L’autre fait particulièrement notable est non seulement la présence de la cohorte des trois co-textes rapports(s) [au | avec le] vivant, relation [au | avec le] vivant et lien(s) [au | avec le] vivant parmi les dix items les plus fréquents avec un Nautre mais aussi le fait qu’il s’agit presque toujours de remettre en question les rapports, relations et liens de l’homme avec le vivant explicitement (ex. repenser notre rapport au vivant) ou implicitement (ex. une autre relation au vivant).
Enfin, on remarquera, à travers les occurrences de humain(s) et le reste du vivant4 ou de homme(s) et le reste du vivant, qu’il est habituel de présenter l’homme comme séparé du reste du vivant. Il en va de même avec les autres règnes du vivant : autre est en effet relatif à l’homme. Dans les occurrences de humain(s) sur le reste du vivant, il s’agit de déplorer, constater ou remettre en question la domination de l’homme sur le vivant.
De la neutralité et de la non-neutralité de le vivant
Pour discuter de la neutralité de vivant à la lumière des données qui viennent d’être présentées, je commencerai par établir une distinction entre le concept de vivant tel qu’il est utilisé dans les discours et le concept de vivant considéré indépendamment de ces emplois. Le concept en discours ne montre pas de neutralité ou une neutralité limitée. Le concept hors discours construit une extension homogénéisée qui passe pour de la neutralité.
En quoi le vivant n’est pas neutre dans les discours ?
Je vais confronter les résultats présentés dans la première partie à trois manières d’être neutre : la neutralité axiologique (n’être ni bien ni mal), la neutralité partisane ou impartialité (ne favoriser aucune partie dans une opposition) et le non-marquage (constitué l’élément non-marqué d’une opposition).
Le vivant n’est pas axiologiquement neutre dans les discours
Les distributions du syntagme le vivant présentées dans la première partie démontrent que la valeur axiologique attribuée au concept de vivant dans les discours est fortement positive. Une certaine neutralité axiologique de vivant existe lorsque les locuteurs en parlent comme d’un objet de connaissance mais cette neutralité est, çà et là, démentie par des discours d’émerveillement ou d’appel à la protection. Sur le plan sémantique, la positivité axiologique peut être saisie à travers différents concepts sur lesquels je ne m’étendrai pas : trait connotatif (Kerbrat-Orecchioni 1977), sème virtuel afférent (Rastier 1983), propriété typique (Kleiber 1990) ou encore modalité intrinsèque (Gosselin 2017).
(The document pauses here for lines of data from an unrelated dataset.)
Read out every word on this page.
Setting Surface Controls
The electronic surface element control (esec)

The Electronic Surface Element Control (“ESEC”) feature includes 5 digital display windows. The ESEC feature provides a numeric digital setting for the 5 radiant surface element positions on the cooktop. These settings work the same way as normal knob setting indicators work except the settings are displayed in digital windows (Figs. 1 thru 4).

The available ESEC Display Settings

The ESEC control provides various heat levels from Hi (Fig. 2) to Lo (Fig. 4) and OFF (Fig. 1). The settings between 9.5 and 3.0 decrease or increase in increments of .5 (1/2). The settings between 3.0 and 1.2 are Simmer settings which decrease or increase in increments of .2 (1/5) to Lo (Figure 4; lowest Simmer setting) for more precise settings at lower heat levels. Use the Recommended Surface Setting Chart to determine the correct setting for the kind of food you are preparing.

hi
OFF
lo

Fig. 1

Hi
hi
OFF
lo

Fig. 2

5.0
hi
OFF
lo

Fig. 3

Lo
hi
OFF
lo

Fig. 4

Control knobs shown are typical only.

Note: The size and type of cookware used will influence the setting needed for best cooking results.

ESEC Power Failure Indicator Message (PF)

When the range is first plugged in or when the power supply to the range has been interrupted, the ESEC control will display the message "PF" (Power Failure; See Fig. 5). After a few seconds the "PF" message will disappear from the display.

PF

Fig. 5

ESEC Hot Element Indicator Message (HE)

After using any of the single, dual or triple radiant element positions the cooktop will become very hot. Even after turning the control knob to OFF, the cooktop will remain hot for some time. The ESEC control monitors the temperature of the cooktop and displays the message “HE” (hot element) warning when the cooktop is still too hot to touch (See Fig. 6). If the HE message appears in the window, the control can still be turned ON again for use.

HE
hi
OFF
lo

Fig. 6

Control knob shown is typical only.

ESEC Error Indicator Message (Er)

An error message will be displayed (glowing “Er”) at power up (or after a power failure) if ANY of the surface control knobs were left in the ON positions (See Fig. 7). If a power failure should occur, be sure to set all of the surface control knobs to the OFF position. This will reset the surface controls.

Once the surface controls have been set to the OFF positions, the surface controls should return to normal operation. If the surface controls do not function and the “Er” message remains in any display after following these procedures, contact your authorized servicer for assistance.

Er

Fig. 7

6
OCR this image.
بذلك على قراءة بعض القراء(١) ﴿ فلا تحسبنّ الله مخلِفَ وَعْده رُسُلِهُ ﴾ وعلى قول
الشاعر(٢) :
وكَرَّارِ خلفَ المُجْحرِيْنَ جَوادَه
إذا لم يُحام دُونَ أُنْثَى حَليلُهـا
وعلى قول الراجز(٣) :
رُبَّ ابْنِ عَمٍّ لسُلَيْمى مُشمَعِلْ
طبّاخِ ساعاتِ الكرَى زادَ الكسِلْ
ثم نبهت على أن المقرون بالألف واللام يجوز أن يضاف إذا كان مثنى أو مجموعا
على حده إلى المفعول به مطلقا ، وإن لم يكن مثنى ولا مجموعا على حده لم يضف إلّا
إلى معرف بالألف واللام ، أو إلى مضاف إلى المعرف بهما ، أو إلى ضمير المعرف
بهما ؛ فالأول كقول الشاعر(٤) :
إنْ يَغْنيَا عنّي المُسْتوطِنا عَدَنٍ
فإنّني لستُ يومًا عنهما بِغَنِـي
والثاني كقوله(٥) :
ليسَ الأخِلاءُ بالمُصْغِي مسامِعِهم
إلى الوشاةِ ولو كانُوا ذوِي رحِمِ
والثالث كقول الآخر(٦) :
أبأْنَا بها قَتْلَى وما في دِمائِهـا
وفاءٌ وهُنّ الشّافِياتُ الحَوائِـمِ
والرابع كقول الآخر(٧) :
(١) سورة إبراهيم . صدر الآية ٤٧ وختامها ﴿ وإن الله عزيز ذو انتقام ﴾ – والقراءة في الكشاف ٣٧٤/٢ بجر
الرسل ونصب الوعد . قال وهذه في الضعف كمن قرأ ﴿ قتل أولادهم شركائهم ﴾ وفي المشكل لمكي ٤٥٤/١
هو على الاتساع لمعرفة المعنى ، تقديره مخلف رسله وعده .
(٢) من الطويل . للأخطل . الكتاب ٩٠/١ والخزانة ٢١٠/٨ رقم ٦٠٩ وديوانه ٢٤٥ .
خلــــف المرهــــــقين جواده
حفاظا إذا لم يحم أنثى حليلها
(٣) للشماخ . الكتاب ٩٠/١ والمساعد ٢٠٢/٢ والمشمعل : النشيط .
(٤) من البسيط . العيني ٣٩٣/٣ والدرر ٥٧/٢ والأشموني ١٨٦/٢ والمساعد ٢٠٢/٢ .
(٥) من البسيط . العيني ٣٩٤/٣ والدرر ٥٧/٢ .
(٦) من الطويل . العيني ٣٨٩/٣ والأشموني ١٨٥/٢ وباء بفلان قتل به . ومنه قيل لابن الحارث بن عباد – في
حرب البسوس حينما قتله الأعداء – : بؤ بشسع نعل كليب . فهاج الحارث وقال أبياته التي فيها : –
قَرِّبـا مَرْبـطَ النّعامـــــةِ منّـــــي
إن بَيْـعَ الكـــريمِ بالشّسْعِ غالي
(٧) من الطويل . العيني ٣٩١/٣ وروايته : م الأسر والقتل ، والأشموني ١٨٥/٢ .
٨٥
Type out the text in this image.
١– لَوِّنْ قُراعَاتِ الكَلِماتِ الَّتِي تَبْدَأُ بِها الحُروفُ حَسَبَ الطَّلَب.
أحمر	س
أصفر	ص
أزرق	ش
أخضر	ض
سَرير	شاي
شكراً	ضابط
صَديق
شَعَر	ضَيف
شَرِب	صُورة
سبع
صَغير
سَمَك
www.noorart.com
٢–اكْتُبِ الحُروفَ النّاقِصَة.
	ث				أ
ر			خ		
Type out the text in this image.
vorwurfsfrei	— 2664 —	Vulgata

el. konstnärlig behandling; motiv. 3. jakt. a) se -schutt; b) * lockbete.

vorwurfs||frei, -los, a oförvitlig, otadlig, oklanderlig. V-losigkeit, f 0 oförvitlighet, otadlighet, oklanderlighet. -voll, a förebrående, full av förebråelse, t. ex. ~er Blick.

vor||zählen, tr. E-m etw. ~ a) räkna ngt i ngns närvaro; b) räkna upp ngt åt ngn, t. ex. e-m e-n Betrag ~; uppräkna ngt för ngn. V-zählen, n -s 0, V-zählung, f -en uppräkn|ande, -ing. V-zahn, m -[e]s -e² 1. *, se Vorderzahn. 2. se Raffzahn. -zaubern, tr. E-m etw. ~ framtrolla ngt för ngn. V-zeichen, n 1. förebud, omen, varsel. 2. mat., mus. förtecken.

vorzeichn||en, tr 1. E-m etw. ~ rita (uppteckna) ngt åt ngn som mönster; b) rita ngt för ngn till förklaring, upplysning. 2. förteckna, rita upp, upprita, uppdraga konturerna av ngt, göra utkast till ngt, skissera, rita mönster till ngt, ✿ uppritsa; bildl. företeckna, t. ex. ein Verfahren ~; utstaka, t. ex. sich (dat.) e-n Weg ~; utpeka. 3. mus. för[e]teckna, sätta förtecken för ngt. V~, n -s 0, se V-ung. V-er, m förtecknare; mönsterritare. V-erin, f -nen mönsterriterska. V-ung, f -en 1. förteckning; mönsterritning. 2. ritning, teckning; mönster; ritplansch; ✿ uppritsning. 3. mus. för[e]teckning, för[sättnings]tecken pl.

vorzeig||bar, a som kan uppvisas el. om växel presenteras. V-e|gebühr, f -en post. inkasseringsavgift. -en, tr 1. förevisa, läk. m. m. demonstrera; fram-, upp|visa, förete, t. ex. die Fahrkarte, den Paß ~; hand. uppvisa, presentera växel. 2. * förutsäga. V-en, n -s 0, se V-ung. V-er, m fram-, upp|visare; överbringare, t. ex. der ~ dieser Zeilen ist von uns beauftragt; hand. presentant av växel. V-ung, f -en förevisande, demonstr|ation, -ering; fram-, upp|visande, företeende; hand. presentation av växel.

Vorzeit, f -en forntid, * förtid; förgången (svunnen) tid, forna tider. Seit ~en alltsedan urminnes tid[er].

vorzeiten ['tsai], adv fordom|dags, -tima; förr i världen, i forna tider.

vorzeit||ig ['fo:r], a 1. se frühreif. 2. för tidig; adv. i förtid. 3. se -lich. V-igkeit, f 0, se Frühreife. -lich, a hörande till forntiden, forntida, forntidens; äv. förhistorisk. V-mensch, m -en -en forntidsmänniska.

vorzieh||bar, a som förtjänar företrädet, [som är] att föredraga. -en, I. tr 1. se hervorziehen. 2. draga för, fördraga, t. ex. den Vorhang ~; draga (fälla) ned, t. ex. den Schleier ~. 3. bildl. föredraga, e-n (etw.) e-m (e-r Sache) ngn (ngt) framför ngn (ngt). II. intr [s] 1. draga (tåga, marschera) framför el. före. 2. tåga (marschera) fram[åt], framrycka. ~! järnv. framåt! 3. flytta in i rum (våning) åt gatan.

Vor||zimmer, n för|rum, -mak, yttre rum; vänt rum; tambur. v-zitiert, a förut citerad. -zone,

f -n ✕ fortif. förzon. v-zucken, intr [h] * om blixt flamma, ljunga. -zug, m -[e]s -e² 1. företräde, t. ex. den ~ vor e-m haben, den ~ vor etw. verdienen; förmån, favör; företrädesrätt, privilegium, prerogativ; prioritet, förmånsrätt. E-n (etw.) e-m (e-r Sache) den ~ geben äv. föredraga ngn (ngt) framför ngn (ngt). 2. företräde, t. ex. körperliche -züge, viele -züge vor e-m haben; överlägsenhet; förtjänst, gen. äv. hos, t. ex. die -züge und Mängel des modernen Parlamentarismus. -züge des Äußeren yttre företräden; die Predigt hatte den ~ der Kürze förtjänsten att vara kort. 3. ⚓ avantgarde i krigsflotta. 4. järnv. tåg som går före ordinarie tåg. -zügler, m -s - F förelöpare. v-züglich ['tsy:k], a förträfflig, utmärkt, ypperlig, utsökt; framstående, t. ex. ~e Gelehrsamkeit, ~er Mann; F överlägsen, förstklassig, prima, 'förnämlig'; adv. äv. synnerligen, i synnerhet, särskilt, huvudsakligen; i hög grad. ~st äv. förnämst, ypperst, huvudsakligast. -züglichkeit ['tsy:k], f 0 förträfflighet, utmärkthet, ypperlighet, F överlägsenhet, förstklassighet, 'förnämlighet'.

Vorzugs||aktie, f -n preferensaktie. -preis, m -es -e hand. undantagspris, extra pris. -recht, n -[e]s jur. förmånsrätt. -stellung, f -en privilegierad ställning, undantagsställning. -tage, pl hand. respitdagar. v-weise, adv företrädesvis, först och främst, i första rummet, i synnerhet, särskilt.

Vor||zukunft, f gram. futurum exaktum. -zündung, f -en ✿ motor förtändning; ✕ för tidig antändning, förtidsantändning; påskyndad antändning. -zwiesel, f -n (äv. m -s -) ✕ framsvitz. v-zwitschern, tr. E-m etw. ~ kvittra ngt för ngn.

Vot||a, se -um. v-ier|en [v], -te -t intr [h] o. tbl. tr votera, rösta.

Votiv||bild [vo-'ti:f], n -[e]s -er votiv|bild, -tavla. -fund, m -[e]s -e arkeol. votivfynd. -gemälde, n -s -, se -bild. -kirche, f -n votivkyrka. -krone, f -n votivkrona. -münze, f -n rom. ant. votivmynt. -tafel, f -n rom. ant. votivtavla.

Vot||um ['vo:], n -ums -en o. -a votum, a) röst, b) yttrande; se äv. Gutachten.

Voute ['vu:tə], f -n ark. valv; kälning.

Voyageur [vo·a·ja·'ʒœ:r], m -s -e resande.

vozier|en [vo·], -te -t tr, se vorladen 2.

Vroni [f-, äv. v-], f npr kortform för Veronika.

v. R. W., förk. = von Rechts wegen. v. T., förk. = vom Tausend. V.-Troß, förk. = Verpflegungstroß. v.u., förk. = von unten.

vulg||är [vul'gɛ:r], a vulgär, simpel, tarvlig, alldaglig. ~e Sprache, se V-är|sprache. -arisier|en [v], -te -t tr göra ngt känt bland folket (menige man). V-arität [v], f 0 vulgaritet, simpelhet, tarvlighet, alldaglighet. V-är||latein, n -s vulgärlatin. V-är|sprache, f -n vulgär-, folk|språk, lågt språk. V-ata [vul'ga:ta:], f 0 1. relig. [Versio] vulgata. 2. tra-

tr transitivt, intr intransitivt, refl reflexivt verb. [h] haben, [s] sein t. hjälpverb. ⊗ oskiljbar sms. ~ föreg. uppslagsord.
Le vivant ne sert pas à adopter une posture d’impartialité
Nous avons observé que les locuteurs appellent vivant quelque chose qu’ils envisagent souvent dans son rapport à l’homme pour s’indigner de l’attitude et des activités destructrices de ce dernier et déplorer sa déconnexion d’avec le vivant. Non seulement le caractère moins anthropocentré de vivant n’a pas conduit à un dépassement de l’opposition humain/non-humain dans les discours mais, on voit aussi dans les distributions que ce caractère moins anthropocentré est retourné contre l’une des parties de cette opposition (l’homme). Tout dans le concept de vivant devrait conduire les locuteurs à l’employer pour dépasser l’opposition humain/non-humain mais les données indiquent qu’il n’est pas tant utilisé pour réaliser ce dépassement que pour faire tomber de son piédestal l’homme. Aussi je dirais que le vivant fonctionne comme un hyperonyme d’humilité. J’entends par là une expression que l’on croit forger pour dépasser une opposition (humain/non-humain, homme/nature ou homme/animal) mais dont l’emploi est surtout motivé par le souhait de donner une leçon d’humilité à la partie qui était privilégiée jusque-là. En conclusion, la deuxième manière d’être neutre, la neutralité partisane, n’est pas concluante non plus.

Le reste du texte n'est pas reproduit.